The Newport Harbor Island Resort led the way with its strong ramp-up following the completion of a $50 million transformation last spring. It generated $5.1 million in earnings before interest, taxes, depreciation and amortization in the second quarter, beating estimates by $1.8 million. Revenue there increased more than 60% from the second quarter last year and out-of-room revenue increased by 70%, making up 50% of the resort’s revenue mix.

“This revenue shift demonstrates the benefits of the significant improvements and additions we made to the restaurants and bars, as well as the dramatic enhancements we made to the number and quality of indoor and outdoor event venues,” he said.

The Newport property should generate more than $15 million of EBITDA this year, well ahead of the $13.6 million it achieved when Pebblebrook bought it in mid-2022, a peak year for most resorts, Bortz said.

Across the board, the REIT’s redeveloped hotels and resorts are gaining share and growing cash flow, and most still have multiple years until they stabilize. That includes the Estancia La Jolla Hotel & Spa, the Chaminade Resort & Spa, the 1 Hotel San Francisco, the Hilton San Diego Gaslamp Quarter, the Margaritaville Hotel San Diego Gaslamp Quarter, the Jekyll Island Club Resort and the Southernmost Beach Resort.
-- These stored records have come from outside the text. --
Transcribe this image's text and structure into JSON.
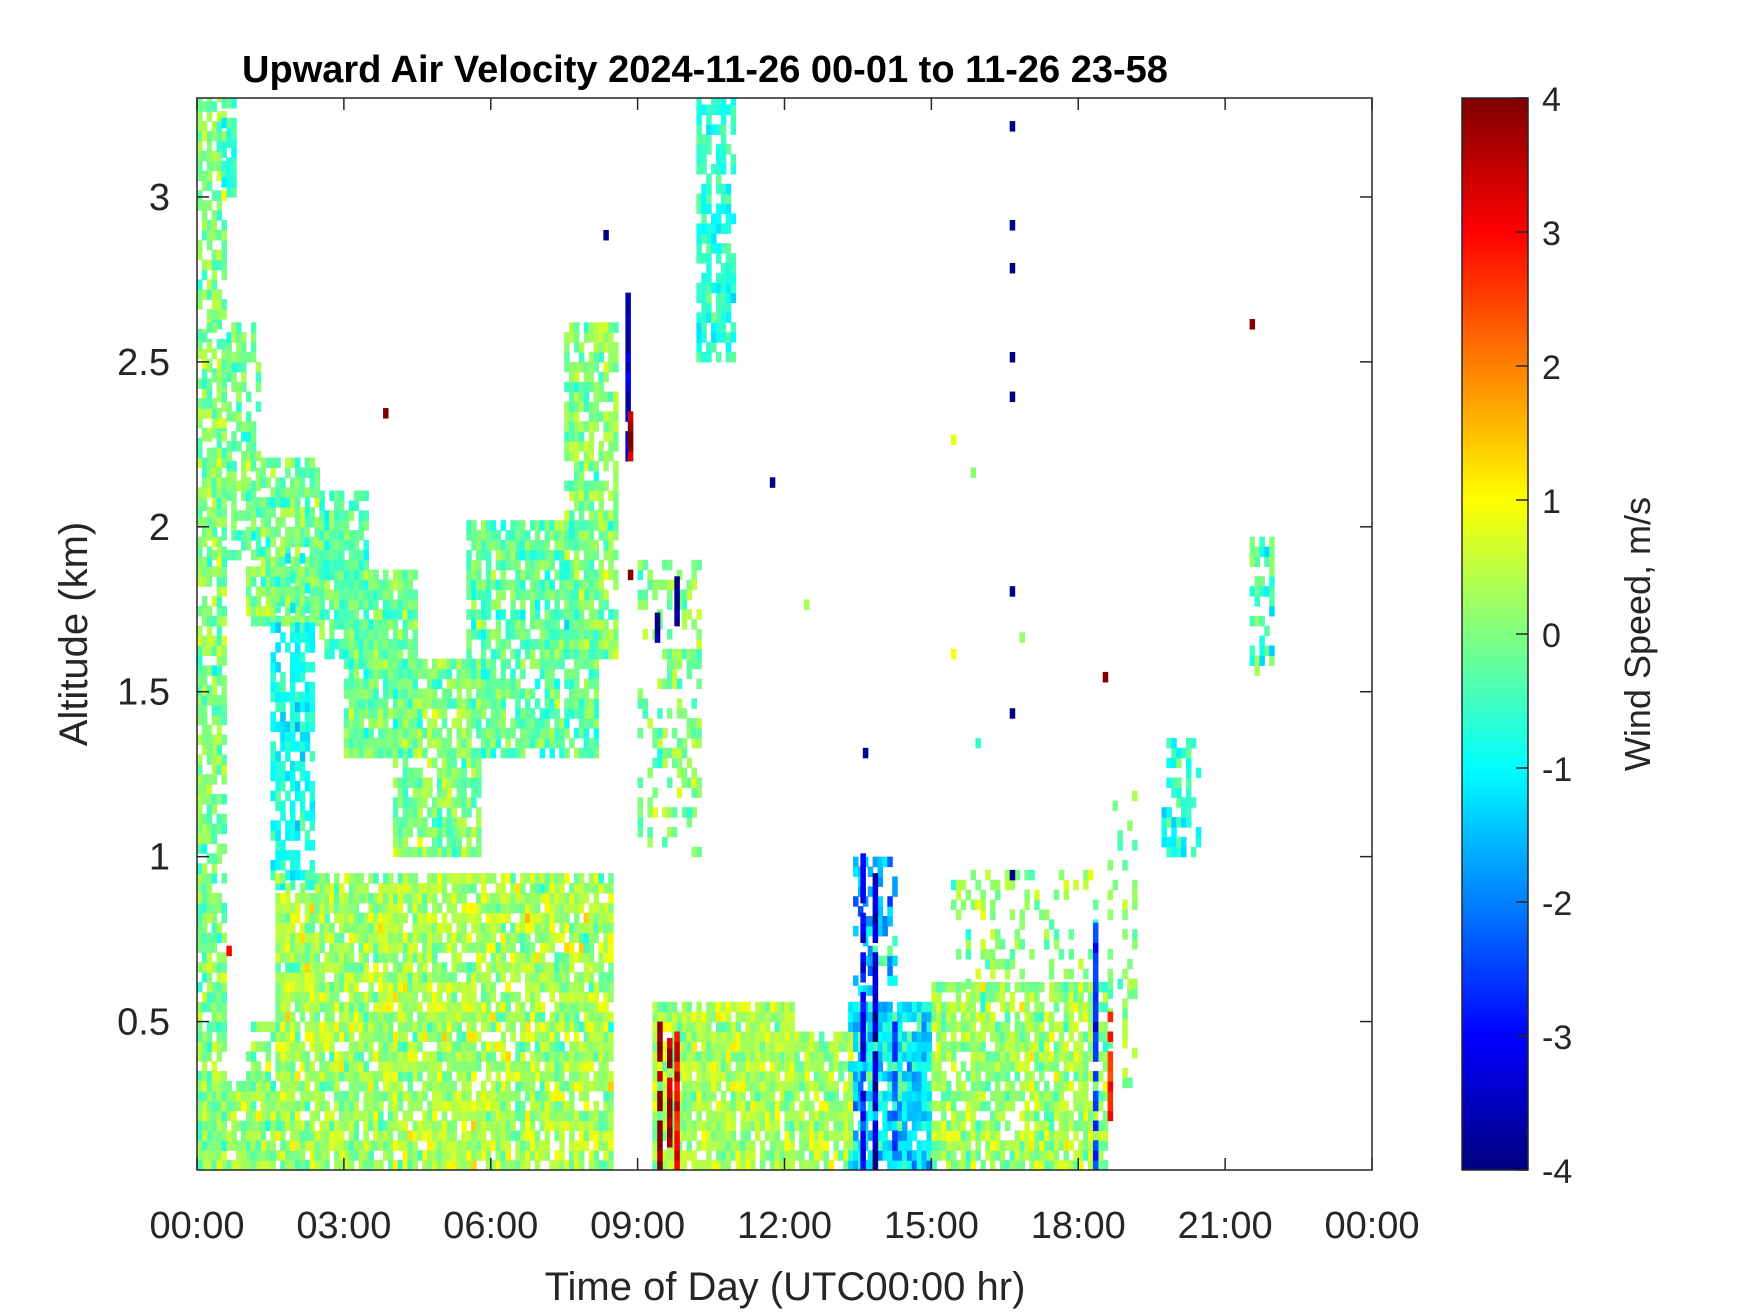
{
  "chart_data": {
    "type": "heatmap",
    "title": "Upward Air Velocity 2024-11-26 00-01 to 11-26 23-58",
    "xlabel": "Time of Day (UTC00:00 hr)",
    "ylabel": "Altitude (km)",
    "xlim_hours": [
      0,
      24
    ],
    "ylim_km": [
      0.05,
      3.3
    ],
    "x_tick_hours": [
      0,
      3,
      6,
      9,
      12,
      15,
      18,
      21,
      24
    ],
    "x_tick_labels": [
      "00:00",
      "03:00",
      "06:00",
      "09:00",
      "12:00",
      "15:00",
      "18:00",
      "21:00",
      "00:00"
    ],
    "y_ticks_km": [
      0.5,
      1,
      1.5,
      2,
      2.5,
      3
    ],
    "y_tick_labels": [
      "0.5",
      "1",
      "1.5",
      "2",
      "2.5",
      "3"
    ],
    "colorbar": {
      "label": "Wind Speed, m/s",
      "range": [
        -4,
        4
      ],
      "ticks": [
        4,
        3,
        2,
        1,
        0,
        -1,
        -2,
        -3,
        -4
      ],
      "tick_labels": [
        "4",
        "3",
        "2",
        "1",
        "0",
        "-1",
        "-2",
        "-3",
        "-4"
      ],
      "colormap": "jet"
    },
    "regions": [
      {
        "t": [
          0.0,
          0.6
        ],
        "alt": [
          0.05,
          3.3
        ],
        "density": 0.7,
        "v": 0.0,
        "spread": 0.6
      },
      {
        "t": [
          0.1,
          1.3
        ],
        "alt": [
          1.9,
          2.6
        ],
        "density": 0.6,
        "v": -0.1,
        "spread": 0.6
      },
      {
        "t": [
          0.5,
          0.8
        ],
        "alt": [
          3.0,
          3.3
        ],
        "density": 0.9,
        "v": -0.6,
        "spread": 0.5
      },
      {
        "t": [
          1.0,
          2.5
        ],
        "alt": [
          1.7,
          2.2
        ],
        "density": 0.8,
        "v": -0.1,
        "spread": 0.6
      },
      {
        "t": [
          1.5,
          2.4
        ],
        "alt": [
          0.9,
          1.9
        ],
        "density": 0.6,
        "v": -0.9,
        "spread": 0.5
      },
      {
        "t": [
          2.5,
          3.5
        ],
        "alt": [
          1.6,
          2.1
        ],
        "density": 0.85,
        "v": -0.3,
        "spread": 0.6
      },
      {
        "t": [
          3.0,
          4.5
        ],
        "alt": [
          1.3,
          1.85
        ],
        "density": 0.85,
        "v": -0.1,
        "spread": 0.6
      },
      {
        "t": [
          4.0,
          5.8
        ],
        "alt": [
          1.0,
          1.6
        ],
        "density": 0.8,
        "v": 0.0,
        "spread": 0.6
      },
      {
        "t": [
          5.5,
          8.2
        ],
        "alt": [
          1.3,
          2.0
        ],
        "density": 0.8,
        "v": -0.2,
        "spread": 0.6
      },
      {
        "t": [
          7.5,
          8.6
        ],
        "alt": [
          1.6,
          2.6
        ],
        "density": 0.7,
        "v": 0.1,
        "spread": 0.6
      },
      {
        "t": [
          1.6,
          8.5
        ],
        "alt": [
          0.05,
          0.95
        ],
        "density": 0.85,
        "v": 0.3,
        "spread": 0.7
      },
      {
        "t": [
          1.0,
          2.2
        ],
        "alt": [
          0.05,
          0.5
        ],
        "density": 0.6,
        "v": 0.1,
        "spread": 0.6
      },
      {
        "t": [
          0.0,
          1.6
        ],
        "alt": [
          0.05,
          0.3
        ],
        "density": 0.8,
        "v": 0.2,
        "spread": 0.6
      },
      {
        "t": [
          9.0,
          10.3
        ],
        "alt": [
          1.0,
          1.9
        ],
        "density": 0.35,
        "v": 0.0,
        "spread": 0.6
      },
      {
        "t": [
          10.2,
          11.0
        ],
        "alt": [
          2.5,
          3.3
        ],
        "density": 0.7,
        "v": -0.7,
        "spread": 0.5
      },
      {
        "t": [
          9.3,
          12.2
        ],
        "alt": [
          0.05,
          0.55
        ],
        "density": 0.9,
        "v": 0.3,
        "spread": 0.6
      },
      {
        "t": [
          12.0,
          13.4
        ],
        "alt": [
          0.05,
          0.45
        ],
        "density": 0.85,
        "v": 0.2,
        "spread": 0.6
      },
      {
        "t": [
          13.3,
          15.0
        ],
        "alt": [
          0.05,
          0.55
        ],
        "density": 0.9,
        "v": -1.2,
        "spread": 0.8
      },
      {
        "t": [
          13.4,
          14.3
        ],
        "alt": [
          0.4,
          1.0
        ],
        "density": 0.35,
        "v": -1.5,
        "spread": 0.9
      },
      {
        "t": [
          15.0,
          18.6
        ],
        "alt": [
          0.05,
          0.6
        ],
        "density": 0.8,
        "v": 0.2,
        "spread": 0.7
      },
      {
        "t": [
          15.4,
          18.4
        ],
        "alt": [
          0.6,
          0.95
        ],
        "density": 0.3,
        "v": 0.1,
        "spread": 0.6
      },
      {
        "t": [
          18.6,
          19.2
        ],
        "alt": [
          0.3,
          1.2
        ],
        "density": 0.25,
        "v": 0.1,
        "spread": 0.6
      },
      {
        "t": [
          19.7,
          20.5
        ],
        "alt": [
          1.0,
          1.35
        ],
        "density": 0.5,
        "v": -0.8,
        "spread": 0.6
      },
      {
        "t": [
          21.5,
          22.0
        ],
        "alt": [
          1.55,
          1.95
        ],
        "density": 0.65,
        "v": -0.4,
        "spread": 0.8
      }
    ],
    "isolated_points": [
      {
        "t": 3.8,
        "alt": 2.33,
        "v": 4
      },
      {
        "t": 8.8,
        "alt": 1.84,
        "v": 4
      },
      {
        "t": 21.5,
        "alt": 2.6,
        "v": 4
      },
      {
        "t": 18.5,
        "alt": 1.53,
        "v": 4
      },
      {
        "t": 0.6,
        "alt": 0.7,
        "v": 3
      },
      {
        "t": 16.6,
        "alt": 3.2,
        "v": -4
      },
      {
        "t": 16.6,
        "alt": 2.9,
        "v": -4
      },
      {
        "t": 16.6,
        "alt": 2.77,
        "v": -4
      },
      {
        "t": 16.6,
        "alt": 2.5,
        "v": -4
      },
      {
        "t": 16.6,
        "alt": 2.38,
        "v": -4
      },
      {
        "t": 16.6,
        "alt": 1.79,
        "v": -4
      },
      {
        "t": 16.6,
        "alt": 1.42,
        "v": -4
      },
      {
        "t": 16.6,
        "alt": 0.93,
        "v": -4
      },
      {
        "t": 11.7,
        "alt": 2.12,
        "v": -4
      },
      {
        "t": 8.3,
        "alt": 2.87,
        "v": -4
      },
      {
        "t": 15.4,
        "alt": 2.25,
        "v": 0.8
      },
      {
        "t": 15.8,
        "alt": 2.15,
        "v": 0.1
      },
      {
        "t": 12.4,
        "alt": 1.75,
        "v": 0.3
      },
      {
        "t": 15.4,
        "alt": 1.6,
        "v": 0.9
      },
      {
        "t": 16.8,
        "alt": 1.65,
        "v": 0.2
      },
      {
        "t": 15.9,
        "alt": 1.33,
        "v": -0.6
      },
      {
        "t": 13.6,
        "alt": 1.3,
        "v": -3.8
      }
    ],
    "vertical_streaks": [
      {
        "t": 8.75,
        "alt": [
          2.2,
          2.7
        ],
        "v": -3.5
      },
      {
        "t": 8.8,
        "alt": [
          2.2,
          2.35
        ],
        "v": 3.8
      },
      {
        "t": 9.4,
        "alt": [
          0.05,
          0.48
        ],
        "v": 3.9
      },
      {
        "t": 9.6,
        "alt": [
          0.12,
          0.45
        ],
        "v": 3.6
      },
      {
        "t": 9.75,
        "alt": [
          0.05,
          0.48
        ],
        "v": 3.2
      },
      {
        "t": 9.35,
        "alt": [
          1.65,
          1.8
        ],
        "v": -3.9
      },
      {
        "t": 9.75,
        "alt": [
          1.7,
          1.85
        ],
        "v": -3.9
      },
      {
        "t": 13.55,
        "alt": [
          0.05,
          1.0
        ],
        "v": -3.0
      },
      {
        "t": 13.8,
        "alt": [
          0.05,
          0.95
        ],
        "v": -3.5
      },
      {
        "t": 14.2,
        "alt": [
          0.05,
          0.5
        ],
        "v": -2.4
      },
      {
        "t": 18.3,
        "alt": [
          0.05,
          0.8
        ],
        "v": -2.6
      },
      {
        "t": 18.6,
        "alt": [
          0.2,
          0.55
        ],
        "v": 2.6
      }
    ]
  }
}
During the quarter, Pebblebrook invested $21 million in capital improvements across the portfolio, not counting investments for LaPlaya Beach Club & Resort’s now completed repair and restoration. In April, it substantially completed the $15 million renovation of the newly rebranded Hyatt Centric Delfina Santa Monica. Except for its future conversion of Paradise Point Resort to the Margaritaville Island Resort, the REIT has completed all major transformation projects, having invested $525 million over the past several years.

By the numbers

Pebblebrook reported revenue of $407.5 million for the quarter, up from $397.1 million in 2024, according to the company’s earnings release. It reported net income of $19.3 million, a decrease of 40.2% year over year.

The company achieved same-property EBITDA of $115.8 million and adjusted EBITDAre of $117 million.

It’s projecting a net loss of $12 million to $26.5 million for the full year and adjusted EBITDAre range of $332.5 million to $347.5 million, with its midpoint increasing by $2 million.

At the end of the quarter, Pebblebrook had $267.1 million in cash, cash equivalents and restricted cash as well as $642.1 million of undrawn capacity in its $650 million senior unsecured revolving credit facility. Its debt has a weighted-average interest rate of 4.2% with a weighted-average maturity of 2.6 years. It has no significant maturities until December 2026.

As of press time, Pebblebrook’s stock was trading at $10.03 a share, down 26% year to date. The NYSE Composite Index was up 8% for the same period.